The Justices have a secretary, and four clerks, usually recent grads that only
spend a year on the job. And that's really it in terms of staff, discounting
court administrative staff. The lower courts are all just as lean. If you add
a staff of researchers, you're adding a whole new class of people with
influence.

------
DanielBMarkham
As a layperson, this story could use a LOT more context. Over-reliance on
amicus briefs may be bad, but having one law professor complain and then
writing a story around it isn't much of a news article.

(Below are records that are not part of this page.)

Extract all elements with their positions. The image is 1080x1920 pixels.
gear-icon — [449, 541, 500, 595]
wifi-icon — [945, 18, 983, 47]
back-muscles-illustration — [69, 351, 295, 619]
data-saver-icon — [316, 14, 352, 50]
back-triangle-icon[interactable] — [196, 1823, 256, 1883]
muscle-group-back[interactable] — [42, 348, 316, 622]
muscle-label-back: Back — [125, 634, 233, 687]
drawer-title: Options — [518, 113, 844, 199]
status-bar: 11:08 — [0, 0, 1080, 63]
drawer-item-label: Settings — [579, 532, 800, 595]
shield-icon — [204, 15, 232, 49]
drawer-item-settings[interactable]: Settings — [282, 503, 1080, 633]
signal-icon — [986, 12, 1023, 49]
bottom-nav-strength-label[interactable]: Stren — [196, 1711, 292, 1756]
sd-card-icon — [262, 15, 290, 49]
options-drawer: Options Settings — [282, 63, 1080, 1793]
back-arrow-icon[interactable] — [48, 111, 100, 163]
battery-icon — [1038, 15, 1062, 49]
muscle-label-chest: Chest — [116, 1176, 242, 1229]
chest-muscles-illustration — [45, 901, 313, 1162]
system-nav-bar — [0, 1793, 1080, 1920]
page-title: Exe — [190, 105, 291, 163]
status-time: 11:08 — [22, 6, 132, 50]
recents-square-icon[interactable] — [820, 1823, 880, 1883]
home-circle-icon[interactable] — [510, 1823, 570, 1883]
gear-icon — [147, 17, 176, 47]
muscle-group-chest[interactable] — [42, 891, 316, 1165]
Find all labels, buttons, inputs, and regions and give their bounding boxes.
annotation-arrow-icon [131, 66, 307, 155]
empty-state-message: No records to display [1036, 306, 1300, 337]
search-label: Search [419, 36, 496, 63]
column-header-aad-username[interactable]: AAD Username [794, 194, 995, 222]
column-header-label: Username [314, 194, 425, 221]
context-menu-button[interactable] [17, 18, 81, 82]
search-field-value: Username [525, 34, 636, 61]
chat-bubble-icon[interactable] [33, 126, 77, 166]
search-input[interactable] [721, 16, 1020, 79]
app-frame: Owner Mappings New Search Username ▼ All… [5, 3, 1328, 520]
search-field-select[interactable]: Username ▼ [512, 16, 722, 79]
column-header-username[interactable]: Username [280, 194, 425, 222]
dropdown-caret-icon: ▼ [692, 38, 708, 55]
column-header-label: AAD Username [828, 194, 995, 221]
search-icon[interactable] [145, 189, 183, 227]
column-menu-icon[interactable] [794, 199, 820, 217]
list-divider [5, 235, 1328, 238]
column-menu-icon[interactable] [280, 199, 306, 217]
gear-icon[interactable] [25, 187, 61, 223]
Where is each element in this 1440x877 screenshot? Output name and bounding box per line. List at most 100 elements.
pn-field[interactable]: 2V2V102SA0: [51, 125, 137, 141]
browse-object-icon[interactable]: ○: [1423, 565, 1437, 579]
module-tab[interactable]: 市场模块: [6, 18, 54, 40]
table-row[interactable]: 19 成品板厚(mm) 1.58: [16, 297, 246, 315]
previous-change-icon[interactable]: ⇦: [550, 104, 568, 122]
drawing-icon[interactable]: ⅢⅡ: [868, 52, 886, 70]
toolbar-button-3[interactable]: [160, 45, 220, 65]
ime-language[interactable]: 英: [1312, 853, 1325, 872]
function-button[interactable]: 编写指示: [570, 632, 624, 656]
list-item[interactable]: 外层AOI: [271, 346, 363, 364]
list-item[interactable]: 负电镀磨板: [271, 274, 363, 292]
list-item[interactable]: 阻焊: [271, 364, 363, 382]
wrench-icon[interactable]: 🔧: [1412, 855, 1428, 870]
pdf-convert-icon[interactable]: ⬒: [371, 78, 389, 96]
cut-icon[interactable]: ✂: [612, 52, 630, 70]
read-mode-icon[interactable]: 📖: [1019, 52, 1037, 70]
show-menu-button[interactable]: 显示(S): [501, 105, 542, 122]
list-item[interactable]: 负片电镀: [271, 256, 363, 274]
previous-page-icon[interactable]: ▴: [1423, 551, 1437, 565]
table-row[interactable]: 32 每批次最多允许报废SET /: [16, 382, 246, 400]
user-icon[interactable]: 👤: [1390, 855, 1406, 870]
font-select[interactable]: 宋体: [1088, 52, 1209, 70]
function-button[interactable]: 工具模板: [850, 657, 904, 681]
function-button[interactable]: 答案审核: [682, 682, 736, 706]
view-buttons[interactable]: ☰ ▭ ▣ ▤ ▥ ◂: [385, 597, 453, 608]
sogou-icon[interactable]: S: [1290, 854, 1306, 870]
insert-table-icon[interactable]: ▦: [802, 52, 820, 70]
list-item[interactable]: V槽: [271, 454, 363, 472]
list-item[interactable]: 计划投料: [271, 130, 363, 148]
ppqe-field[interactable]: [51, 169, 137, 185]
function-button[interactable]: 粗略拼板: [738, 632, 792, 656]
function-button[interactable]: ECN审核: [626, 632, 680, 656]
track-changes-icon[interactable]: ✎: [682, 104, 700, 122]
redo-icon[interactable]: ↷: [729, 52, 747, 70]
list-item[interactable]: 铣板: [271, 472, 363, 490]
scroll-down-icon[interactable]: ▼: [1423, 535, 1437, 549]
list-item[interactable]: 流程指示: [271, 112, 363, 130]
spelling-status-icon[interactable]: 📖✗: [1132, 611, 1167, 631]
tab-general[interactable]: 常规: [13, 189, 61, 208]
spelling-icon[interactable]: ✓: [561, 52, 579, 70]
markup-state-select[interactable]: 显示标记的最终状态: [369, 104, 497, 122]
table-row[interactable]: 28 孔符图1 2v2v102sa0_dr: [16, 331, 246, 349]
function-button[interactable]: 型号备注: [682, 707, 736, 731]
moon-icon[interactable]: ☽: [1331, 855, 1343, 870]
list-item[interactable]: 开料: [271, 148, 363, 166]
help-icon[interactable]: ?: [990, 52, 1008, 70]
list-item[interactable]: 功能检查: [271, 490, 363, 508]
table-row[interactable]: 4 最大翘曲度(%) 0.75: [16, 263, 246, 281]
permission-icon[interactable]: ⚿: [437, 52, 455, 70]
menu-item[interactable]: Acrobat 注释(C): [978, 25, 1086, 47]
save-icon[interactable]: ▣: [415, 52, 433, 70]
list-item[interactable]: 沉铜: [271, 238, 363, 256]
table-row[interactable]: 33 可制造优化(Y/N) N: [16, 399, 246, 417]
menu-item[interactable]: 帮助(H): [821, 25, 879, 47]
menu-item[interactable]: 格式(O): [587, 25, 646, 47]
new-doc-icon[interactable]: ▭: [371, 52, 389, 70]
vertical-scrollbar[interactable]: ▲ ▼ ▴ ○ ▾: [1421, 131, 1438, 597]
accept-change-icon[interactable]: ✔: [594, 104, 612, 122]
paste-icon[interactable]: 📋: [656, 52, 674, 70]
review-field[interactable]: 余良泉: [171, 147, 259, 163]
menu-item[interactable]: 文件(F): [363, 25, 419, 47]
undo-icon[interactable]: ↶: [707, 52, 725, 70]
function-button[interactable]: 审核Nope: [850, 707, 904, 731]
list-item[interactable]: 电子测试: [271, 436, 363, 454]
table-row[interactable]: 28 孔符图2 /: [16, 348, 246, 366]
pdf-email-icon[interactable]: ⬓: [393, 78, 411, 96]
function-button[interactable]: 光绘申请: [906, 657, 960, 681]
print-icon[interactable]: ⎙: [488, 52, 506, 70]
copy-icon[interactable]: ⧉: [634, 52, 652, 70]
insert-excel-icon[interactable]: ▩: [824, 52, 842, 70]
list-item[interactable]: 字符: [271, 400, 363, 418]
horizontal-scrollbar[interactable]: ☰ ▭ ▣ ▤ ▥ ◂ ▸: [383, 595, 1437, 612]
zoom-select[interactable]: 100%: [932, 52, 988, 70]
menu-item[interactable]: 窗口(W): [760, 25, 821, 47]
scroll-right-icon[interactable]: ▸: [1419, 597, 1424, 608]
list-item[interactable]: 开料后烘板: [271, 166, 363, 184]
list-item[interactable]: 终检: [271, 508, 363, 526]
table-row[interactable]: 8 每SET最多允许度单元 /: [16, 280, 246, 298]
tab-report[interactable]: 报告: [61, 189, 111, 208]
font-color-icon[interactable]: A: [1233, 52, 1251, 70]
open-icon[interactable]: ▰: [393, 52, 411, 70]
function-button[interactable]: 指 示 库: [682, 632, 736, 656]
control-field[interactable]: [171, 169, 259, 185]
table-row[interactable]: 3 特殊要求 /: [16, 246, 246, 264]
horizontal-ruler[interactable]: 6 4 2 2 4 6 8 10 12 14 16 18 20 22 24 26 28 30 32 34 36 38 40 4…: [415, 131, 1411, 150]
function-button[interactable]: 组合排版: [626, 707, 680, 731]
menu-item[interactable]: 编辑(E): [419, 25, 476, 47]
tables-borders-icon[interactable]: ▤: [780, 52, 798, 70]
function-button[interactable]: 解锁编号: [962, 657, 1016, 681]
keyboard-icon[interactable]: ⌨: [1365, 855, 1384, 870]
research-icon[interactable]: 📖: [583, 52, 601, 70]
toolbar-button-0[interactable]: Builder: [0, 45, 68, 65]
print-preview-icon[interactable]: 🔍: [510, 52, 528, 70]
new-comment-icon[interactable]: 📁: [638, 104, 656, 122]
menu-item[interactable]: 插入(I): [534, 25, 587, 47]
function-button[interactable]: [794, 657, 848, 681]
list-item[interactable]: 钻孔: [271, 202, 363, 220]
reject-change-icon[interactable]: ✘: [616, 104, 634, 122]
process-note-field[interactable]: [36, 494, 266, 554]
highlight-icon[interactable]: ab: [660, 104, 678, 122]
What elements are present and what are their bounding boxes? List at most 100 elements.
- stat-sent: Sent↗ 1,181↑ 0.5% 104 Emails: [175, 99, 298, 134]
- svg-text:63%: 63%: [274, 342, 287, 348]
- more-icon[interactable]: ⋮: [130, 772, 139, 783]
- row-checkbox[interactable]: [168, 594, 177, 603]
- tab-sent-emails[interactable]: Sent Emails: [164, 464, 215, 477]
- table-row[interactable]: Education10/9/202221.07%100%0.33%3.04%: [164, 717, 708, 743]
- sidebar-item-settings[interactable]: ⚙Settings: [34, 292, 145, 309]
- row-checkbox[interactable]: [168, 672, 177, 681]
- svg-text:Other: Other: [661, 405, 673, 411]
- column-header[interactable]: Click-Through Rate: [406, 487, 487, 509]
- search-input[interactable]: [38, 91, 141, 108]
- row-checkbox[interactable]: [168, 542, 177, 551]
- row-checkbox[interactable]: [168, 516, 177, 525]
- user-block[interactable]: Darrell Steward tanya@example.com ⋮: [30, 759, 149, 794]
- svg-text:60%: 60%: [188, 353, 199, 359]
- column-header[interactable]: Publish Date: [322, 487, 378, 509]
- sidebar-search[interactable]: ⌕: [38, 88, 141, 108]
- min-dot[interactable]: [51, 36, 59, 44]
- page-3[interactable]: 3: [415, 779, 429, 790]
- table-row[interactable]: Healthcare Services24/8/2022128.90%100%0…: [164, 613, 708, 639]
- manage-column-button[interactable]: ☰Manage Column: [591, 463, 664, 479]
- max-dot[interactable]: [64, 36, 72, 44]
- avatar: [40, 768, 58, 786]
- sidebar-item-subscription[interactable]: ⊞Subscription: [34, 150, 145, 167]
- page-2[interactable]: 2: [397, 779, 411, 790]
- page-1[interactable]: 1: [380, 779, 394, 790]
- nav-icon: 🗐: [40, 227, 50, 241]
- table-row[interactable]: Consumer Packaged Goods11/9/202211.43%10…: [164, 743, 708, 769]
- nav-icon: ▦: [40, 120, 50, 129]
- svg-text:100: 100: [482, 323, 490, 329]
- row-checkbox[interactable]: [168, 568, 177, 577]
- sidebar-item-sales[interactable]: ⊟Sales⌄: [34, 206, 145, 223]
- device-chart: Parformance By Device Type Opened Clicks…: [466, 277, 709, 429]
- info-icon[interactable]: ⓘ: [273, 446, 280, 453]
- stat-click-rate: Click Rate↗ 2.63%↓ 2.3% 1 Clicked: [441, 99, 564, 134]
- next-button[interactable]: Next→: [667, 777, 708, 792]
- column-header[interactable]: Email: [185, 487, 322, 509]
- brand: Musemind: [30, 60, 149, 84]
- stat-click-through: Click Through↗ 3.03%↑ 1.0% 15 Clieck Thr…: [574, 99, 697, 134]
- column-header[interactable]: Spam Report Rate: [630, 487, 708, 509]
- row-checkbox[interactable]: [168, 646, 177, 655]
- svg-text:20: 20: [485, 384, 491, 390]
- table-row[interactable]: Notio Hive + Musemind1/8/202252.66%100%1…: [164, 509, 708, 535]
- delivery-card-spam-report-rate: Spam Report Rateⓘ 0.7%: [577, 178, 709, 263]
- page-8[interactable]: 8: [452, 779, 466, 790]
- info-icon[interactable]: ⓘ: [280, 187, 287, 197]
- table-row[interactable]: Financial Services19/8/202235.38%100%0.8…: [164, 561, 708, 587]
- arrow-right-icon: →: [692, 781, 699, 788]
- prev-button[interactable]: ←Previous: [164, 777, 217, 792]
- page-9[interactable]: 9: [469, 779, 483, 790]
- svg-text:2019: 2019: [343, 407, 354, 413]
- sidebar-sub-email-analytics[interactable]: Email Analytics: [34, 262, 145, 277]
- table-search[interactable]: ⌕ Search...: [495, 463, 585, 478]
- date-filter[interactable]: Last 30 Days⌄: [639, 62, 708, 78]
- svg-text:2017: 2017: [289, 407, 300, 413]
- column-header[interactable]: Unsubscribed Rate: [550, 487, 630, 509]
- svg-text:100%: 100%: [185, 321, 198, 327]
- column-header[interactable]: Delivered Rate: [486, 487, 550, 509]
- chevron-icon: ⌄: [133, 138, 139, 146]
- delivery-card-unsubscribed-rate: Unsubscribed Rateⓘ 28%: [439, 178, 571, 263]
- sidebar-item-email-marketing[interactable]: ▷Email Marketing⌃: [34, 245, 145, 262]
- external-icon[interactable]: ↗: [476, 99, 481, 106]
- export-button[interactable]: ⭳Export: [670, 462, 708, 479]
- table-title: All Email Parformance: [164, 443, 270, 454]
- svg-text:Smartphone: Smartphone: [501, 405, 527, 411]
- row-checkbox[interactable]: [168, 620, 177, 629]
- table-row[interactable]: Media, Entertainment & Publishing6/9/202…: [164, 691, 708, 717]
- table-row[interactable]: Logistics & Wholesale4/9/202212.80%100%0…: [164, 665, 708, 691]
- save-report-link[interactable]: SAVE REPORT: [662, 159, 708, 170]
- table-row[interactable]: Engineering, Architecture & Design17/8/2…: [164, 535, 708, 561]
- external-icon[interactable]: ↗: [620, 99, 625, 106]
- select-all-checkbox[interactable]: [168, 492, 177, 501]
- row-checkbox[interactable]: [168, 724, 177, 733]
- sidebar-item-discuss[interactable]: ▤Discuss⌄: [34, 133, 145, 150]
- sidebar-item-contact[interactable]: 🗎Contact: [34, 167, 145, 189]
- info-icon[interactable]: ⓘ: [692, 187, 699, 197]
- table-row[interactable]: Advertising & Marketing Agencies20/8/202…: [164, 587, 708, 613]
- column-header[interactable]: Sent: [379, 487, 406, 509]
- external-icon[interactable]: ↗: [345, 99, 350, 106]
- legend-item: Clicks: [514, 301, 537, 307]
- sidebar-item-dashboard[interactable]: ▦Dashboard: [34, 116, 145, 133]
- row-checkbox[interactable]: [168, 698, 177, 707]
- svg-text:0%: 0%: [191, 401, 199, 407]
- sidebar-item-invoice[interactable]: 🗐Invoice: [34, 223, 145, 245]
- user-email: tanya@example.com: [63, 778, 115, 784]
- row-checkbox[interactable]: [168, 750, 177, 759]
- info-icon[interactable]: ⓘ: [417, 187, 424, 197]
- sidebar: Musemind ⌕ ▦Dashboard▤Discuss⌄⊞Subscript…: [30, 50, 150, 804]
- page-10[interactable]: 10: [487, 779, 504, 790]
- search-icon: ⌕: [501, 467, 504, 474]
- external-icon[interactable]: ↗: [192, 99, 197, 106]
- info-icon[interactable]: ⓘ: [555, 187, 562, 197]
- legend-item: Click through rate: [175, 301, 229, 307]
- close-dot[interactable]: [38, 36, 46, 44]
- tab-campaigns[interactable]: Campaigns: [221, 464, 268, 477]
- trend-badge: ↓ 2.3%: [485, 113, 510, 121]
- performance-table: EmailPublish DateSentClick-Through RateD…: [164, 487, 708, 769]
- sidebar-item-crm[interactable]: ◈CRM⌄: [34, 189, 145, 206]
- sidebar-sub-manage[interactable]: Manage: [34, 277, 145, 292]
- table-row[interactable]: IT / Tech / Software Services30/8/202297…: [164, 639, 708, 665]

Some things I think I know about this subject. 1) SCOTUS is given broad
latitude on how to do their job. Like complete latitude. One justice says
publicly that they looked to foreign courts for guidance in resolving matters.
That sounds totally whacked to me, but what do I know? 2) If you get the
impression that the justices are sitting around the laptop, surfing the
internet for blogs to agree with their preconceived opinions, you missed it.
Each judge has a team of clerks whose job is to stay on top of both the case
law and facts of the case. Justices are notorious for working the crap out of
these folks and they're expected to do their work flawlessly 3) AFAIK, the
amicus briefs are never used to determine the outcome, but can be cited as
supporting material. That means, by definition, that they could go away and it
wouldn't change the results. So the courts aren't certifying some off-the-wall
facts; they're deciding based on the law and then citing all sorts of other
things like the amicus briefs in their long-form opinions. Who knows if the
same decisions would be made without those briefs? It is beyond arguing about,
since it's a counter-factual.

All of these points should have either been discussed in the article or
referred to by the article. Dear Mr. Writer. It's called context. Get you some
of it.

I really wish the NYT would do a little more quality control. Hell, find some
old cranky guy and run some of this stuff by them. Speaking from personal
experience, the internet is full of assholes who would be happy to help. It
shouldn't be the case that they run with it and then get taken apart so
easily. And for the record, even though I took a potshot at the writer, I do
not blame them, I blame the system they have. They could easily do a better
job than they're doing. It's called editing.

------
rbanffy
Shouldn't it be considered perjury to knowingly submit faulty information in
an amicus curiae brief?

------
tomohawk
The supreme court simply does not have the capability to perform fact finding
like a legislature or executive can. A legislature can subpena witnesses, etc.
It's designed to create law. It's designed to decide policy. The supreme court
should stick to what it was designed to do. It should stick to the law and
avoid policy.

------
hownottowrite
Professor Larsen's work on this subject goes back quite a way.
[http://www.virginialawreview.org/sites/virginialawreview.org...](http://www.virginialawreview.org/sites/virginialawreview.org/files/1255.pdf)